Want to strengthen your father-daughter bond? A new study suggests taking up a sport together, after researchers found that relationships among fathers and daughters improved significantly once they engaged in a shared activity.

Published in the Journal of Human Communication and released this week, the study out of Baylor University in Texas found that the most commonly cited event that served as a turning point for the 43 fathers and 43 daughters questioned was playing sports together.

The participants were not related to one another. Women were a minimum of 22 years old, and fathers between 45 and 70.

Female respondents who played a sport with their father said they learned to compete, take risks and stand up for themselves, and enjoyed having their father all to themselves.

When asked to pinpoint the moment their relationship entered a turning point, women also mentioned working and vacationing together, marriage, and physical distance.

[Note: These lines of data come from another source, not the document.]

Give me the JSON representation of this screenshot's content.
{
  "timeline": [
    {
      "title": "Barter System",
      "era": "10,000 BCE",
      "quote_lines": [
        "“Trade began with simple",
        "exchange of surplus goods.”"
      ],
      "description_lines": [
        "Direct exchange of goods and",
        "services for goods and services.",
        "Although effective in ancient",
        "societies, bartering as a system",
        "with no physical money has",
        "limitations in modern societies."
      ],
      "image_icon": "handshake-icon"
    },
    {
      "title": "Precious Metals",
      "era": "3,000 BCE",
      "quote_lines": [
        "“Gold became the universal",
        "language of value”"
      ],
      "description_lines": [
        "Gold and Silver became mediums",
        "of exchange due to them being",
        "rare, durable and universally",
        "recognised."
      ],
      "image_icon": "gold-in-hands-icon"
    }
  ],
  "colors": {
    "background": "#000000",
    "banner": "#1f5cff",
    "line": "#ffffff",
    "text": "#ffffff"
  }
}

Among fathers, playing sports was likewise the most frequently cited activity they identified as marking the turning point in relationships with their daughters.

For some, throwing around a ball or coaching their daughter’s softball team established a unique bond with their daughter that couldn’t be shared with the mother or other sibling, while other dads added that the shared activity helped open up the lines of communications.

Other activities identified that helped bring them closer to their daughters included church functions, household projects and teaching them how to drive, while events included marriage and the moment their daughter started dating.

Meanwhile, a 2011 study published in the journal Development and Psychopathology found that girls who receive ‘lower quality fathering’ tend to engage in more risky sexual behavior during their adolescence, while the opposite was true of girls who were brought up by engaged, supportive dads.